BANANAS HAVE A SIMILAR EFFECT ON PERFORMANCE TO A 6% CARBOHYDRATE SPORTS DRINK
Nieman, D. C., Gillitt, N., Sha, W., Shanelly, A., Knab, A., & Kam, L. (2012). Similar metabolite shifts following 75-km cycling time-trials when ingesting bananas or a carbohydrate beverage. Presentation 1320 at the 59th Annual Meeting of the American College of Sports Medicine, San Francisco, California; May 29-June 2, 2012.
This study compared the acute effect of ingesting bananas versus a 6% carbohydrate sports drink on 75-km cycling performance and shifts in metabolites using metabolomics-based profiling. Trained cyclists (N=14) completed two 75-km cycling time-trials (three weeks apart) while ingesting bananas or a carbohydrate sports drink. Ss cycled on CompuTrainers for 75-km at the fastest pace possible while ingesting 0.2 gm/kg carbohydrate from bananas or a carbohydrate sports drink every 15 minutes. Blood samples were taken pre-exercise, immediately following, and one hour post-exercise.
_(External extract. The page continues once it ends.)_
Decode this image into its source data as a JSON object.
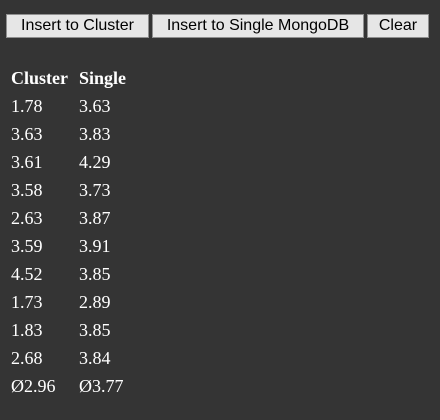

Performance time did not differ between the two conditions. Of 103 metabolites detected, 56 had significant time-effects following the 75-km cycling bouts, and only one (dopamine) had a pattern of change that differed between the two conditions (higher with bananas). There were global metabolic differences between pre-exercise, immediately post-exercise, and 1-hour post-exercise.
Implication. Bananas and a 6% carbohydrate sports drink have a similar pattern of heightened production of glutathione and utilization of fuel substrates in several pathways including glycolysis, lipolysis, and amino acid catabolism. Bananas have a higher level of dopamine which does not produce any performance benefit.